Yes, the contributions Blacks have made to jazz are well documented and all music fans have benefited from their efforts, but Whites have also played a key role from the very beginning. As early as the 1920s cornetist Bix Biederbecke became one of the new music's premier soloists. The late thirties and World War Two was the time when swing was at its peak of popularity. It was the only time in history that jazz was also the country's most popular music. Institutional discrimination allowed the White swing bands to dominate record sales, concert ticket sales, and radio play. Jazz big bands led by Benny Goodman, Artie Shaw, Woody Herman, and others were all the rage, usurping the limelight that should have also included Duke Ellington, Count Basie, Louis Armstrong, Jimmy Lunceford, and more. Post-war, the list of Caucasian names is also impressive. Among them are Chet Baker, Dave Brubeck, Gerry Mulligan, and Stan Getz. They shared the glory with Thelonoius Monk, Miles Davis, Dizzy Gillespie, Charlie Parker, and more.

Black Americans have also had a hand in the development of rock 'n roll and it's often been said that Ike Turner recorded the first rock song ("Rocket 88"). Rock can be traced back to the same roots as jazz with a huge assist from Irish folk music (something that's worthy of a whole separate discussion) and, while White people had the upper hand in popularizing it, there were major black pioneers such as Chuck Berry, Bo Diddley, and Little Richard Penniman. A decade later Jimi Hendrix became, according to many people, the greatest rock guitarist who ever walked this planet.

There have been White rappers (Vanilla Ice and Eminem), Black country singers (Charley Pride), Black pop-balladeers (Johnny Mathis) and White R & B bands (The Average White Band).

I acknowledge that Philadelphia pianist Orrin Evans, who is the featured musician in the Inquirer's article, does not advocate that jazz shouldn't be for white people too but he does lament the lack of his peers attending his concerts. It's Evans' belief that jazz needs to be marketed better to Blacks and that renaming it may attract them to the music.

In response to the original Inquirer article a letter to the editor asked if opera should be renamed White Italian Music because men from that Mediterranean country invented it. I'm sure that reader knows that Black women such as Marian Anderson, Kathleen Battle, and Leontyne Price had great careers in the genre.

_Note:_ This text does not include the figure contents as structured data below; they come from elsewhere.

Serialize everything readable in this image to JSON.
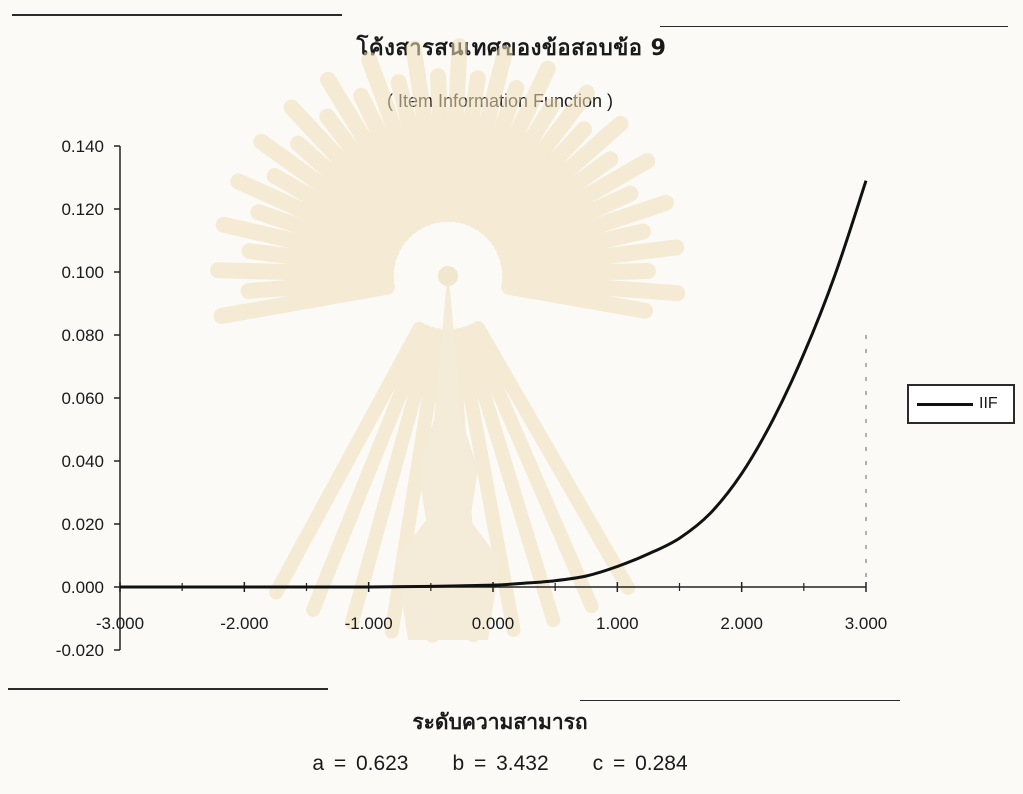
{
  "chart_data": {
    "type": "line",
    "title": "โค้งสารสนเทศของข้อสอบข้อ  9",
    "subtitle": "( Item Information Function )",
    "xlabel": "ระดับความสามารถ",
    "ylabel": "",
    "xlim": [
      -3.0,
      3.0
    ],
    "ylim": [
      -0.02,
      0.14
    ],
    "x_ticks": [
      "-3.000",
      "-2.000",
      "-1.000",
      "0.000",
      "1.000",
      "2.000",
      "3.000"
    ],
    "y_ticks": [
      "0.140",
      "0.120",
      "0.100",
      "0.080",
      "0.060",
      "0.040",
      "0.020",
      "0.000",
      "-0.020"
    ],
    "legend_position": "right",
    "series": [
      {
        "name": "IIF",
        "color": "#111111",
        "x": [
          -3.0,
          -2.5,
          -2.0,
          -1.5,
          -1.0,
          -0.5,
          0.0,
          0.25,
          0.5,
          0.75,
          1.0,
          1.25,
          1.5,
          1.75,
          2.0,
          2.25,
          2.5,
          2.75,
          3.0
        ],
        "values": [
          0.0,
          0.0,
          0.0,
          0.0,
          0.0,
          0.0002,
          0.0006,
          0.0012,
          0.002,
          0.0035,
          0.0065,
          0.0105,
          0.0155,
          0.0235,
          0.036,
          0.053,
          0.074,
          0.099,
          0.129
        ]
      }
    ]
  },
  "params": {
    "a": "a  = 0.623",
    "b": "b  = 3.432",
    "c": "c  =  0.284"
  },
  "legend": {
    "label": "IIF"
  }
}
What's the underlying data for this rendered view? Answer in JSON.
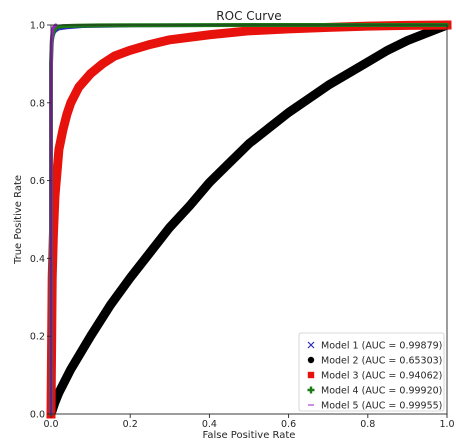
{
  "chart_data": {
    "type": "line",
    "title": "ROC Curve",
    "xlabel": "False Positive Rate",
    "ylabel": "True Positive Rate",
    "xlim": [
      0.0,
      1.0
    ],
    "ylim": [
      0.0,
      1.0
    ],
    "xticks": [
      "0.0",
      "0.2",
      "0.4",
      "0.6",
      "0.8",
      "1.0"
    ],
    "yticks": [
      "0.0",
      "0.2",
      "0.4",
      "0.6",
      "0.8",
      "1.0"
    ],
    "grid": false,
    "legend_position": "lower-right",
    "series": [
      {
        "name": "Model 1 (AUC = 0.99879)",
        "marker": "x",
        "color": "#2d2db8",
        "x": [
          0,
          0,
          0,
          0,
          0.002,
          0.005,
          0.008,
          0.012,
          0.02,
          0.04,
          0.08,
          0.2,
          0.5,
          1.0
        ],
        "y": [
          0,
          0.4,
          0.8,
          0.9,
          0.95,
          0.97,
          0.98,
          0.985,
          0.99,
          0.993,
          0.996,
          0.998,
          0.999,
          1.0
        ]
      },
      {
        "name": "Model 2 (AUC = 0.65303)",
        "marker": "circle",
        "color": "#000000",
        "x": [
          0,
          0.01,
          0.02,
          0.05,
          0.1,
          0.15,
          0.2,
          0.25,
          0.3,
          0.35,
          0.4,
          0.45,
          0.5,
          0.55,
          0.6,
          0.65,
          0.7,
          0.75,
          0.8,
          0.85,
          0.9,
          0.95,
          1.0
        ],
        "y": [
          0,
          0.03,
          0.055,
          0.115,
          0.2,
          0.28,
          0.35,
          0.415,
          0.48,
          0.535,
          0.595,
          0.645,
          0.695,
          0.735,
          0.775,
          0.81,
          0.845,
          0.875,
          0.905,
          0.935,
          0.96,
          0.98,
          1.0
        ]
      },
      {
        "name": "Model 3 (AUC = 0.94062)",
        "marker": "square",
        "color": "#e8120c",
        "x": [
          0,
          0.003,
          0.006,
          0.01,
          0.015,
          0.02,
          0.03,
          0.04,
          0.05,
          0.07,
          0.1,
          0.13,
          0.16,
          0.2,
          0.25,
          0.3,
          0.4,
          0.5,
          0.6,
          0.7,
          0.8,
          0.9,
          1.0
        ],
        "y": [
          0,
          0.35,
          0.46,
          0.56,
          0.62,
          0.68,
          0.73,
          0.77,
          0.8,
          0.84,
          0.875,
          0.9,
          0.92,
          0.935,
          0.95,
          0.962,
          0.975,
          0.985,
          0.99,
          0.994,
          0.997,
          0.999,
          1.0
        ]
      },
      {
        "name": "Model 4 (AUC = 0.99920)",
        "marker": "plus",
        "color": "#1c7a16",
        "x": [
          0,
          0,
          0,
          0,
          0.002,
          0.005,
          0.01,
          0.015,
          0.03,
          0.06,
          0.12,
          0.25,
          0.5,
          0.75,
          1.0
        ],
        "y": [
          0,
          0.3,
          0.7,
          0.9,
          0.96,
          0.98,
          0.99,
          0.995,
          0.997,
          0.998,
          0.999,
          0.9995,
          1.0,
          1.0,
          1.0
        ]
      },
      {
        "name": "Model 5 (AUC = 0.99955)",
        "marker": "dash",
        "color": "#9d1fc7",
        "x": [
          0,
          0,
          0,
          0,
          0.001,
          0.002,
          0.004,
          0.008,
          0.012
        ],
        "y": [
          0,
          0.25,
          0.55,
          0.85,
          0.95,
          0.975,
          0.99,
          0.997,
          1.0
        ]
      }
    ]
  }
}
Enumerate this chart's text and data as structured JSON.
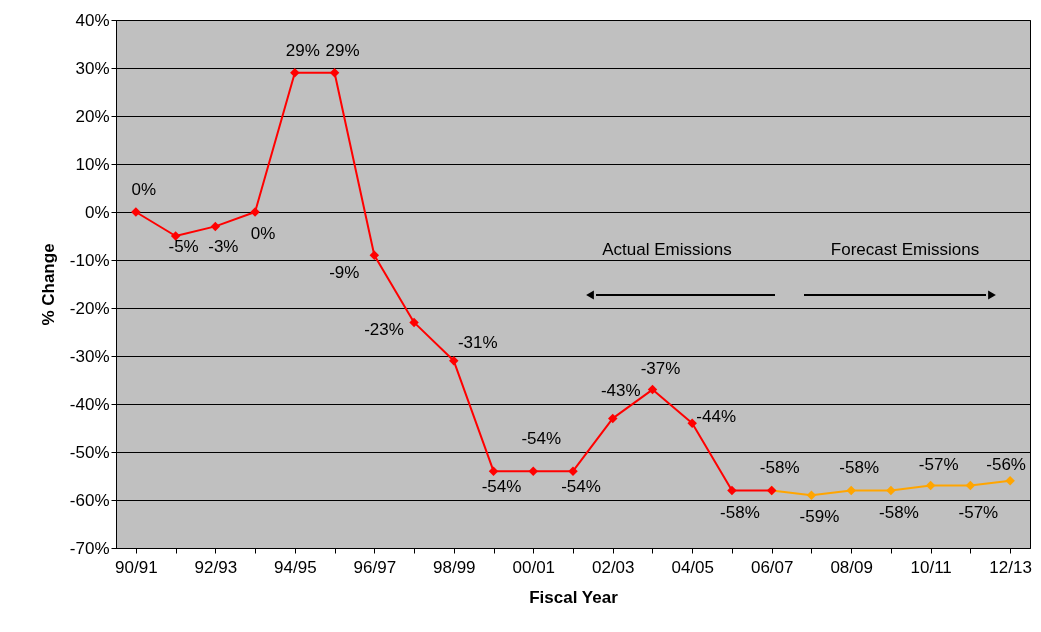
{
  "chart_data": {
    "type": "line",
    "xlabel": "Fiscal Year",
    "ylabel": "% Change",
    "categories": [
      "90/91",
      null,
      "92/93",
      null,
      "94/95",
      null,
      "96/97",
      null,
      "98/99",
      null,
      "00/01",
      null,
      "02/03",
      null,
      "04/05",
      null,
      "06/07",
      null,
      "08/09",
      null,
      "10/11",
      null,
      "12/13"
    ],
    "series": [
      {
        "color": "#ff0000",
        "values": [
          0,
          -5,
          -3,
          0,
          29,
          29,
          -9,
          -23,
          -31,
          -54,
          -54,
          -54,
          -43,
          -37,
          -44,
          -58,
          -58,
          null,
          null,
          null,
          null,
          null,
          null
        ],
        "value_labels": [
          "0%",
          "-5%",
          "-3%",
          "0%",
          "29%",
          "29%",
          "-9%",
          "-23%",
          "-31%",
          "-54%",
          "-54%",
          "-54%",
          "-43%",
          "-37%",
          "-44%",
          "-58%",
          "-58%",
          null,
          null,
          null,
          null,
          null,
          null
        ]
      },
      {
        "color": "#ffa500",
        "values": [
          null,
          null,
          null,
          null,
          null,
          null,
          null,
          null,
          null,
          null,
          null,
          null,
          null,
          null,
          null,
          null,
          -58,
          -59,
          -58,
          -58,
          -57,
          -57,
          -56
        ],
        "value_labels": [
          null,
          null,
          null,
          null,
          null,
          null,
          null,
          null,
          null,
          null,
          null,
          null,
          null,
          null,
          null,
          null,
          null,
          "-59%",
          "-58%",
          "-58%",
          "-57%",
          "-57%",
          "-56%"
        ]
      }
    ],
    "ylim": [
      -70,
      40
    ],
    "yticks": [
      {
        "value": -70,
        "label": "-70%"
      },
      {
        "value": -60,
        "label": "-60%"
      },
      {
        "value": -50,
        "label": "-50%"
      },
      {
        "value": -40,
        "label": "-40%"
      },
      {
        "value": -30,
        "label": "-30%"
      },
      {
        "value": -20,
        "label": "-20%"
      },
      {
        "value": -10,
        "label": "-10%"
      },
      {
        "value": 0,
        "label": "0%"
      },
      {
        "value": 10,
        "label": "10%"
      },
      {
        "value": 20,
        "label": "20%"
      },
      {
        "value": 30,
        "label": "30%"
      },
      {
        "value": 40,
        "label": "40%"
      }
    ],
    "annotations": [
      "Actual Emissions",
      "Forecast Emissions"
    ],
    "grid": "y",
    "marker": "diamond",
    "line_style": "solid"
  }
}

It almost sounds trite but John Lennon once said, "Music belongs to everyone. It's only publishers who think that people own it." While Lennon's statement can be viewed as a naïve hippy sentiment it's also true. He was a man who loved music made by African Americans. The Beatles covered Motown, Penniman, and Berry and they practically made the late Billy Preston part of the band during the Let It Be sessions. My point in all of this is that the man from Liverpool was correct. Music does belong to everyone.

The African American people have always been acknowledged as the procreators of jazz. Jim Crow and its associated appalling social and legal mandates meant that this classy cultural phenomenon needed a great assist from other people in order to spread their art to the masses and that is why the genre is not owned by one race or ethnic group. Isn't it enough that many Americans loved jazz enough to spread the word and keep the music alive?